Access to midwives and doulas could reduce the maternal mortality of Black women
Vanessa Bassett specifically chose her OB-GYN because she wanted a doctor who could relate to her, someone who has had similar experiences.
“I am a Black woman, so I come with different health concerns,” she said.
While Bassett was pregnant with her second child, her Black OB-GYN was invested in her health — but she was not available for the birth. After a rough labor and delivery with non-black doctors and nurses, she nearly died.
“The craziest part about it is, I’m going through all this and my husband is in the corner of the room, holding our, you know, baby who’s 30 minutes old thinking that I’m going to die,” Bassett said.
This story is not new or strange to women of color, especially Black and Indigenous women.
According to the Centers for Disease Control and Prevention, Black women are three times more likely to die from a pregnancy-related cause than white women. It is why many of these women turn to midwives and doulas to support them.
The nonprofit Black Physicians of Utah partnered with the University of Utah’s Department of Obstetrics and Gynecology and Department of Equity, Diversity and Inclusion to view the award-winning documentary “Aftershock.” It tells the story of Shamony Gibson and Amber Rose Isaac, two Black mothers who died after giving birth in 2019 and 2020. Doctors dismissed their symptoms which led to their preventable deaths.
After the screening, a panel discussed the themes of maternal mortality in the film. Bassett traveled from Denver, Colorado to tell her story, which could have ended similarly to Gibson and Isaac.
About 20 minutes after the birth, Bassett began to feel very cold. Her teeth were chattering and her mom started asking for more blankets. The nurse came in and didn’t notice that something was wrong. In hindsight, Bassett said she was going into shock.
After a routine push on Bassett's uterus by the nurse, a large mass of blood clots came out of the vagina.
“The nurse calmly picked it up and weighed it. And then she did a code white. And I knew it was bad,” Bassett said.
People rushed into the room. She was told the fastest way to clear her uterus of the blot clots was to scrape them out. In the end, she lost two liters of blood and was lucky they were able to stop the bleeding. Even her mom had no idea that she almost lost her daughter that day.
Jeelan Fall, a certified nurse midwife and women’s health nurse practitioner, said Bassett’s outcome could have been different had there been African American providers, including a midwife or doula present.

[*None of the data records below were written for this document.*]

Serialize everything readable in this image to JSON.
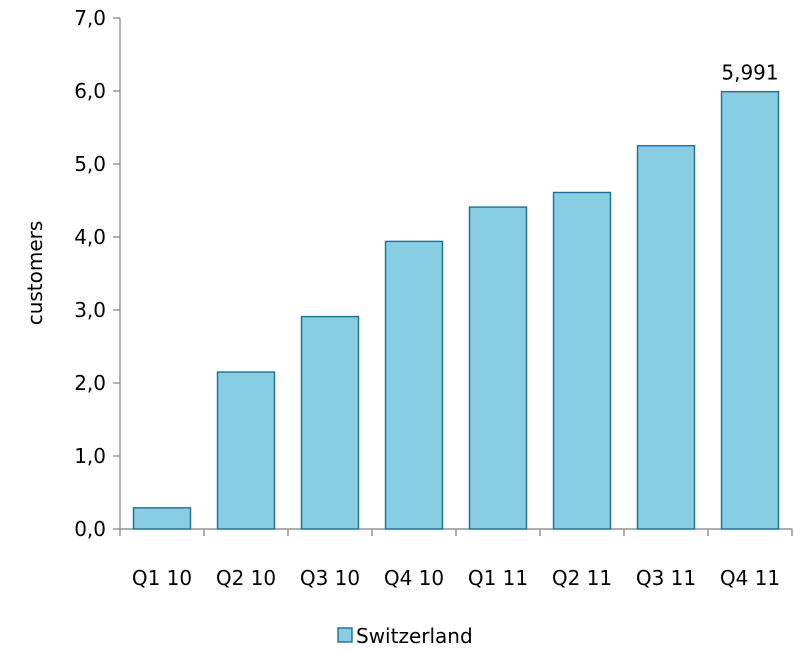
{
  "chart_data": {
    "type": "bar",
    "categories": [
      "Q1 10",
      "Q2 10",
      "Q3 10",
      "Q4 10",
      "Q1 11",
      "Q2 11",
      "Q3 11",
      "Q4 11"
    ],
    "series": [
      {
        "name": "Switzerland",
        "values": [
          0.29,
          2.15,
          2.91,
          3.94,
          4.41,
          4.61,
          5.25,
          5.991
        ],
        "color": "#87CEE3",
        "stroke": "#1E6E9C"
      }
    ],
    "data_labels": [
      {
        "index": 7,
        "text": "5,991"
      }
    ],
    "ylabel": "customers",
    "xlabel": "",
    "ylim": [
      0,
      7
    ],
    "yticks": [
      0,
      1,
      2,
      3,
      4,
      5,
      6,
      7
    ],
    "ytick_labels": [
      "0,0",
      "1,0",
      "2,0",
      "3,0",
      "4,0",
      "5,0",
      "6,0",
      "7,0"
    ],
    "grid": false,
    "legend_position": "bottom-center"
  }
}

“There was a nurse that came in the room and didn’t realize anything was going on with you. Probably because she was not engaged with you or did not care about you as an individual,” Fall said.
But, not everyone can afford a midwife or doula. HB84 and SB192, which are under consideration in the waning moments of the legislative session, would help with the cost barrier as they extend the coverage for postpartum women and doula services under Medicaid.

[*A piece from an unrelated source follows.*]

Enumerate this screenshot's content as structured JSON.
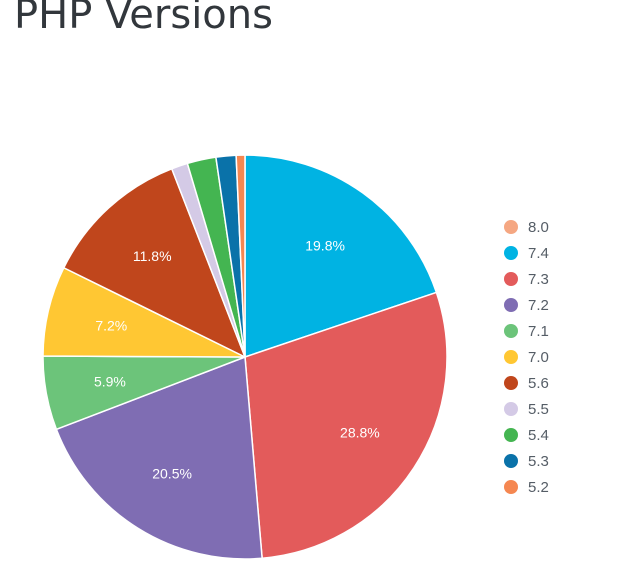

A lack of midwives and doulas to advocate in the delivery room can lead to unnecessary C-sections. While C-sections can save lives, they are still major surgeries.
Michelle Debbink, a university assistant professor in maternal-fetal medicine and department vice chair for equity, diversity and inclusion, was involved in a study that found Black and Hispanic people experience higher rates of C-sections even when they have the same low risk as non-Hispanic white people. Debbink said those rates are driven by a diagnosis of that isn’t very helpful.
“We are creating inequity with an imperfect tool that we continue to use,” she said.
Another problem, experienced by Bassett and people of color in general, is implicit bias. This is a form of bias that is automatic but unintentional. Fall said one of her greatest fears as a Black provider is that other providers, and people in general, feel like they’re not contributing to “the big fat elephant in this room, which is racism.”
She mentioned that the University of Utah is trying to combat implicit bias in health care providers and students with Project ARIISE.
This problem is why Black Physicians of Utah was created in the first place. Alice Akunyili, assistant dean of academic affairs and the moderator for the panel, said Utah couldn’t keep physicians. So the nonprofit was founded to keep them in Utah, but they soon realized they needed to incorporate other health care providers as well.
“There is a need to have health care providers here for that population. The reality is that having Black physicians makes all physicians better,” she said.